Já estava completamente escuro quando Neville finalmente achou o último cogumelo raro que faltava para a poção. Os únicos meios de iluminação que tinham eram suas varinhas, o que tornava a visão um pouco ruim naquela imensidão preta que se tornara a floresta.

– Finalmente! Agora podemos ir – anunciou Neville.

Drachen olhou em volta e parecia muito mais tenso do que de costume. Ele pensou ter visto algo e preferiu não correr o risco. Ele sinalizou para que o outro não se movesse e fizesse absoluto silêncio. Nesta altura, o moreno já sentia o pânico querer tomar conta de seu corpo e obedeceu atentamente tudo o que o outro disse.

O loiro deixou o balde no chão sobre as folhas, ao lado de uma árvore e se encaminhou para trás da mesma, acenando para que o outro se juntasse a ele. Poucos segundos depois, o estalar de folhas esmagadas surgiu entre as árvores e uma mancha escura acompanhou-a. Era um lobisomem. Era real. E provavelmente também estaria faminto. A fera começou a circundar a área, farejando o perfume amadeirado de Drachen e o cheiro misto de vários tipos de plantas que emanava Neville, após um dia inteiro de trabalho com as mesmas.

A criatura se aproximou o suficiente para perceber que os garotos estavam muito perto, e foi até a árvore onde eles se abrigavam de suas vistas. Ela rodeou a grande árvore, fazendo com que os garotos se movessem para o lado oposto ao que ela ia. Infelizmente, o pânico os fez esquecerem do balde e, num movimento em falso, algum deles chutou o objeto, fazendo um grave e estrondoso som.

Tomados pela adrenalina que o pânico causara, cada um correu para um lado, fazendo com que a fera escolhesse quem perseguir. Por infortúnio ou não, o lobisomem decidira seguira Neville. O garoto gritava desesperado enquanto corria, já engasgando no próprio choro desesperado. Percebendo aquilo tudo de longe, Drachen se sentiu no dever de proteger seu amigo e, sem pensar, correu atrás dos dois. A passos largos, não demorou para que estivesse perto o suficiente para sacar sua varinha e atingir o lobo com o feitiço estuporante. A fera foi lançada poucos metros adiante, mas não parecia ter sido ferida, e sim, ficado mais feroz.
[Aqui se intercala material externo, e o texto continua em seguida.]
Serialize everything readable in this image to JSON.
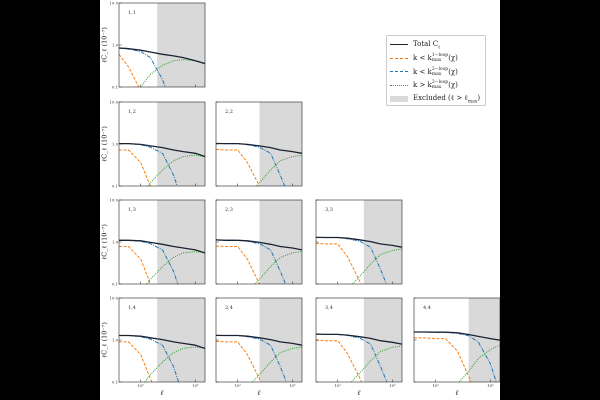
{
  "chart_data": {
    "type": "line",
    "layout": "lower-triangular panel grid (4x4)",
    "xscale": "log",
    "yscale": "log",
    "xlim": [
      40,
      1500
    ],
    "ylim": [
      0.1,
      10
    ],
    "xlabel": "ℓ",
    "ylabel": "ℓC_ℓ (10⁻⁷)",
    "x_ticks": [
      {
        "value": 100,
        "label": "10²"
      },
      {
        "value": 1000,
        "label": "10³"
      }
    ],
    "y_ticks": [
      {
        "value": 0.1,
        "label": "0.1"
      },
      {
        "value": 1,
        "label": "1.0"
      },
      {
        "value": 10,
        "label": "10.0"
      }
    ],
    "grid": false,
    "legend_placement": "top-right",
    "colors": {
      "total": "#1b2333",
      "k_lt_1loop": "#ff7f0e",
      "k_lt_2loop": "#1f77b4",
      "k_gt_2loop": "#2ca02c",
      "excluded": "#d9d9d9"
    },
    "legend": [
      {
        "key": "total",
        "pre": "Total C",
        "sub": "ℓ"
      },
      {
        "key": "k_lt_1loop",
        "pre": "k < k",
        "sup": "1−loop",
        "sub": "max",
        "post": "(χ)"
      },
      {
        "key": "k_lt_2loop",
        "pre": "k < k",
        "sup": "2−loop",
        "sub": "max",
        "post": "(χ)"
      },
      {
        "key": "k_gt_2loop",
        "pre": "k > k",
        "sup": "2−loop",
        "sub": "max",
        "post": "(χ)"
      },
      {
        "key": "excluded",
        "pre": "Excluded (ℓ > ℓ",
        "sub": "max",
        "post": ")"
      }
    ],
    "ell": [
      40,
      60,
      100,
      150,
      250,
      400,
      600,
      1000,
      1500
    ],
    "panels": [
      {
        "label": "1,1",
        "row": 0,
        "col": 0,
        "ell_max": 200,
        "total": [
          0.85,
          0.82,
          0.75,
          0.68,
          0.6,
          0.55,
          0.5,
          0.42,
          0.36
        ],
        "k_lt_1loop": [
          0.6,
          0.3,
          0.08,
          0.02,
          0.005,
          0,
          0,
          0,
          0
        ],
        "k_lt_2loop": [
          0.85,
          0.8,
          0.7,
          0.5,
          0.15,
          0.03,
          0.005,
          0,
          0
        ],
        "k_gt_2loop": [
          0.02,
          0.05,
          0.1,
          0.2,
          0.33,
          0.42,
          0.45,
          0.42,
          0.36
        ]
      },
      {
        "label": "1,2",
        "row": 1,
        "col": 0,
        "ell_max": 200,
        "total": [
          1.02,
          1.02,
          0.98,
          0.9,
          0.82,
          0.72,
          0.66,
          0.6,
          0.5
        ],
        "k_lt_1loop": [
          0.72,
          0.72,
          0.36,
          0.1,
          0.024,
          0.006,
          0,
          0,
          0
        ],
        "k_lt_2loop": [
          1.02,
          1.02,
          0.96,
          0.84,
          0.6,
          0.18,
          0.036,
          0.006,
          0
        ],
        "k_gt_2loop": [
          0.012,
          0.024,
          0.06,
          0.12,
          0.24,
          0.4,
          0.5,
          0.54,
          0.5
        ]
      },
      {
        "label": "2,2",
        "row": 1,
        "col": 1,
        "ell_max": 250,
        "total": [
          1.03,
          1.02,
          1.02,
          0.98,
          0.9,
          0.82,
          0.72,
          0.66,
          0.6
        ],
        "k_lt_1loop": [
          0.74,
          0.72,
          0.72,
          0.36,
          0.1,
          0.024,
          0.006,
          0,
          0
        ],
        "k_lt_2loop": [
          1.03,
          1.02,
          1.02,
          0.96,
          0.84,
          0.6,
          0.18,
          0.036,
          0.006
        ],
        "k_gt_2loop": [
          0.006,
          0.012,
          0.024,
          0.06,
          0.12,
          0.24,
          0.4,
          0.5,
          0.54
        ]
      },
      {
        "label": "1,3",
        "row": 2,
        "col": 0,
        "ell_max": 200,
        "total": [
          1.1,
          1.1,
          1.07,
          0.98,
          0.88,
          0.78,
          0.72,
          0.65,
          0.55
        ],
        "k_lt_1loop": [
          0.78,
          0.78,
          0.39,
          0.1,
          0.026,
          0.007,
          0,
          0,
          0
        ],
        "k_lt_2loop": [
          1.1,
          1.1,
          1.04,
          0.91,
          0.65,
          0.2,
          0.04,
          0.007,
          0
        ],
        "k_gt_2loop": [
          0.013,
          0.026,
          0.065,
          0.13,
          0.26,
          0.43,
          0.55,
          0.59,
          0.55
        ]
      },
      {
        "label": "2,3",
        "row": 2,
        "col": 1,
        "ell_max": 250,
        "total": [
          1.12,
          1.1,
          1.1,
          1.07,
          0.98,
          0.88,
          0.78,
          0.72,
          0.65
        ],
        "k_lt_1loop": [
          0.8,
          0.78,
          0.78,
          0.39,
          0.1,
          0.026,
          0.007,
          0,
          0
        ],
        "k_lt_2loop": [
          1.12,
          1.1,
          1.1,
          1.04,
          0.91,
          0.65,
          0.2,
          0.04,
          0.007
        ],
        "k_gt_2loop": [
          0.007,
          0.013,
          0.026,
          0.065,
          0.13,
          0.26,
          0.43,
          0.55,
          0.59
        ]
      },
      {
        "label": "3,3",
        "row": 2,
        "col": 2,
        "ell_max": 300,
        "total": [
          1.29,
          1.28,
          1.28,
          1.23,
          1.13,
          1.02,
          0.9,
          0.83,
          0.75
        ],
        "k_lt_1loop": [
          0.93,
          0.9,
          0.9,
          0.45,
          0.12,
          0.03,
          0.008,
          0,
          0
        ],
        "k_lt_2loop": [
          1.29,
          1.28,
          1.28,
          1.2,
          1.05,
          0.75,
          0.23,
          0.045,
          0.008
        ],
        "k_gt_2loop": [
          0.008,
          0.015,
          0.03,
          0.075,
          0.15,
          0.3,
          0.5,
          0.63,
          0.68
        ]
      },
      {
        "label": "1,4",
        "row": 3,
        "col": 0,
        "ell_max": 200,
        "total": [
          1.28,
          1.28,
          1.23,
          1.13,
          1.02,
          0.9,
          0.83,
          0.75,
          0.63
        ],
        "k_lt_1loop": [
          0.9,
          0.9,
          0.45,
          0.12,
          0.03,
          0.008,
          0,
          0,
          0
        ],
        "k_lt_2loop": [
          1.28,
          1.28,
          1.2,
          1.05,
          0.75,
          0.23,
          0.045,
          0.008,
          0
        ],
        "k_gt_2loop": [
          0.015,
          0.03,
          0.075,
          0.15,
          0.3,
          0.5,
          0.63,
          0.68,
          0.63
        ]
      },
      {
        "label": "2,4",
        "row": 3,
        "col": 1,
        "ell_max": 250,
        "total": [
          1.29,
          1.28,
          1.28,
          1.23,
          1.13,
          1.02,
          0.9,
          0.83,
          0.75
        ],
        "k_lt_1loop": [
          0.93,
          0.9,
          0.9,
          0.45,
          0.12,
          0.03,
          0.008,
          0,
          0
        ],
        "k_lt_2loop": [
          1.29,
          1.28,
          1.28,
          1.2,
          1.05,
          0.75,
          0.23,
          0.045,
          0.008
        ],
        "k_gt_2loop": [
          0.008,
          0.015,
          0.03,
          0.075,
          0.15,
          0.3,
          0.5,
          0.63,
          0.68
        ]
      },
      {
        "label": "3,4",
        "row": 3,
        "col": 2,
        "ell_max": 300,
        "total": [
          1.38,
          1.36,
          1.36,
          1.31,
          1.2,
          1.09,
          0.96,
          0.88,
          0.8
        ],
        "k_lt_1loop": [
          0.99,
          0.96,
          0.96,
          0.48,
          0.13,
          0.032,
          0.008,
          0,
          0
        ],
        "k_lt_2loop": [
          1.38,
          1.36,
          1.36,
          1.28,
          1.12,
          0.8,
          0.24,
          0.048,
          0.008
        ],
        "k_gt_2loop": [
          0.008,
          0.016,
          0.032,
          0.08,
          0.16,
          0.32,
          0.53,
          0.67,
          0.72
        ]
      },
      {
        "label": "4,4",
        "row": 3,
        "col": 3,
        "ell_max": 400,
        "total": [
          1.55,
          1.55,
          1.53,
          1.53,
          1.48,
          1.35,
          1.22,
          1.08,
          0.99
        ],
        "k_lt_1loop": [
          1.12,
          1.12,
          1.08,
          1.08,
          0.54,
          0.14,
          0.036,
          0.009,
          0
        ],
        "k_lt_2loop": [
          1.55,
          1.55,
          1.53,
          1.53,
          1.44,
          1.26,
          0.9,
          0.27,
          0.054
        ],
        "k_gt_2loop": [
          0.004,
          0.009,
          0.018,
          0.036,
          0.09,
          0.18,
          0.36,
          0.59,
          0.76
        ]
      }
    ]
  }
}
Drachen segurou a mão do outro, ainda atordoado com aquilo tudo e o puxou na direção da saída da floresta, passando pelo balde e tentando juntar tudo. Por sorte, conseguiu fazê-lo antes que a fera estivesse muito perto. Correram muito, mas quase na saída da floresta, outro lobisomem os emboscou pelo outro lado.

– O uivo... – pensou Drachen – ele chamou mais lobisomens para cá.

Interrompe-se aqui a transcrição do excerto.